Left the Faith by Lorraine Triggs

Through a series of emails and Facebook posts, my oldest sister connected with a second cousin from my mother's side of the family.

"I grew up hearing stories of how your mother left the faith," cousin Rebecca emailed. What? My mother left the faith? Not so fast, newly found cousin. My mother loved and followed Jesus from the first day she trusted him at age 40 till the day she entered his presence at age 92.

My cousin had a different take on my mother. Raised an Orthodox Jew, my mother left her faith when she married my father who was a Gentile; becoming an authentic Christian ten years later made little or no difference to my mother's family.

It was strange to hear my mother described as someone who had left the faith and that got me thinking about that phrase—left the faith.

From a global perspective, we rightly use that term to describe Muslims who choose to follow Jesus. The downside to leaving one's faith is alienation, persecution and death as these believers know so well.

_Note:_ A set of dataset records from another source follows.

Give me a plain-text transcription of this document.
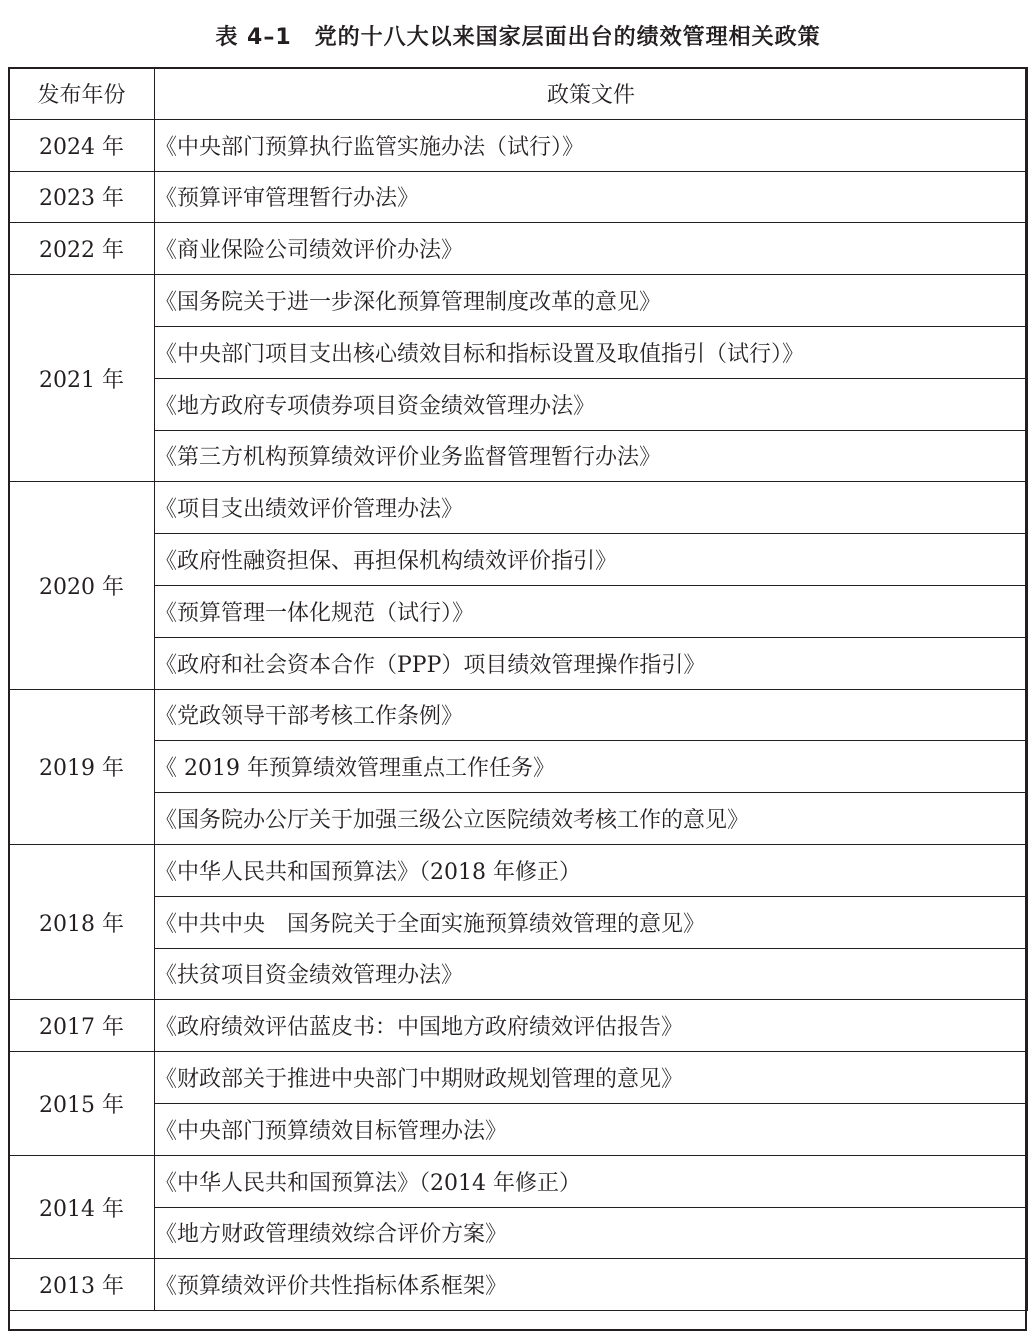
表 4–1　党的十八大以来国家层面出台的绩效管理相关政策
发布年份	政策文件
2024 年	《中央部门预算执行监管实施办法（试行）》
2023 年	《预算评审管理暂行办法》
2022 年	《商业保险公司绩效评价办法》
2021 年	《国务院关于进一步深化预算管理制度改革的意见》
	《中央部门项目支出核心绩效目标和指标设置及取值指引（试行）》
	《地方政府专项债券项目资金绩效管理办法》
	《第三方机构预算绩效评价业务监督管理暂行办法》
2020 年	《项目支出绩效评价管理办法》
	《政府性融资担保、再担保机构绩效评价指引》
	《预算管理一体化规范（试行）》
	《政府和社会资本合作（PPP）项目绩效管理操作指引》
2019 年	《党政领导干部考核工作条例》
	《 2019 年预算绩效管理重点工作任务》
	《国务院办公厅关于加强三级公立医院绩效考核工作的意见》
2018 年	《中华人民共和国预算法》（2018 年修正）
	《中共中央　国务院关于全面实施预算绩效管理的意见》
	《扶贫项目资金绩效管理办法》
2017 年	《政府绩效评估蓝皮书：中国地方政府绩效评估报告》
2015 年	《财政部关于推进中央部门中期财政规划管理的意见》
	《中央部门预算绩效目标管理办法》
2014 年	《中华人民共和国预算法》（2014 年修正）
	《地方财政管理绩效综合评价方案》
2013 年	《预算绩效评价共性指标体系框架》
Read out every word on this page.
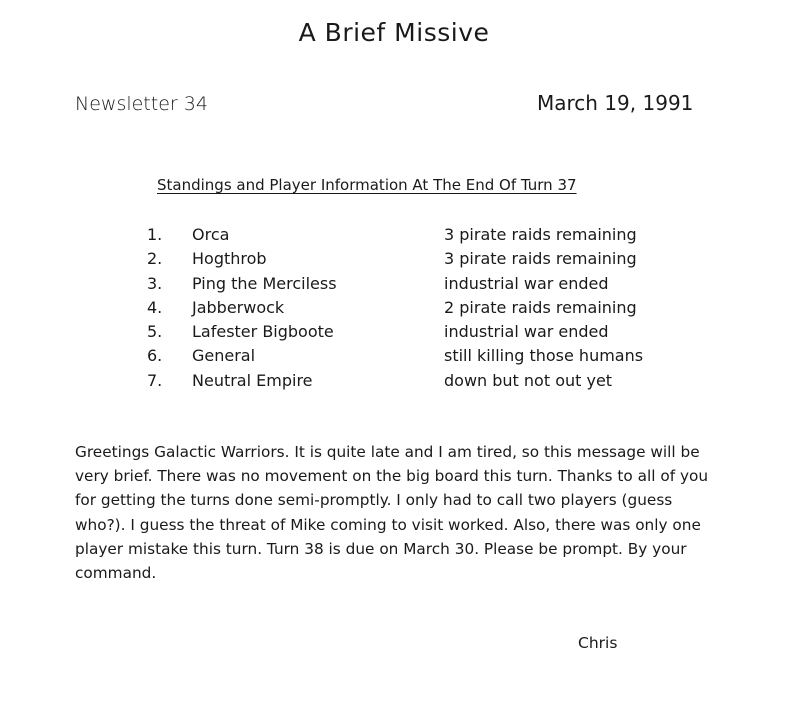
A Brief Missive
Newsletter 34	March 19, 1991
Standings and Player Information At The End Of Turn 37
1. Orca	3 pirate raids remaining
2. Hogthrob	3 pirate raids remaining
3. Ping the Merciless	industrial war ended
4. Jabberwock	2 pirate raids remaining
5. Lafester Bigboote	industrial war ended
6. General	still killing those humans
7. Neutral Empire	down but not out yet

Greetings Galactic Warriors. It is quite late and I am tired, so this message will be very brief. There was no movement on the big board this turn. Thanks to all of you for getting the turns done semi-promptly. I only had to call two players (guess who?). I guess the threat of Mike coming to visit worked. Also, there was only one player mistake this turn. Turn 38 is due on March 30. Please be prompt. By your command.

Chris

From a personal perspective, our faces become somber, our voices hushed as we announce the sentence of death when we say that someone has, "left the faith." We wag our heads, ready to write off the person—all hope is gone; there's nothing we can do to bring them back to the fold. Is this the way my mother's family thought of her? Discouraged and weary, we close the door and walk away from the person who walked away from the faith.

First things first. God has already announced the death sentence on all we like sheep who have gone astray (sounds a lot like leaving the faith to me). Then, in an amazing display of grace, he goes after the lost sheep to bring it back to the fold. He is that straying sheep's only hope of rescue.

That ought to give us hope for straying sons (mine among them), daughters, brothers, sisters, parents, spouses, cousins and friends. Their salvation doesn't depend on us or what we did or didn't do. If we couldn't save ourselves, we surely can't save anyone else. The sheep walks away from the shepherd, but the shepherd follows, ever seeking to rescue the sheep.

As much as we would like to close the door and walk away from our beloved stray sheep, we might not have that option. God's kindness compels us to keep the door open, his grace nudges us to pull the sheep from the thicket (again and again) and his loving providence reminds us that salvation belongs to him alone.

For all those people we know and love who have left the faith, let's constantly and gently remind them that the door remains open and the path home is a straight line to Jesus.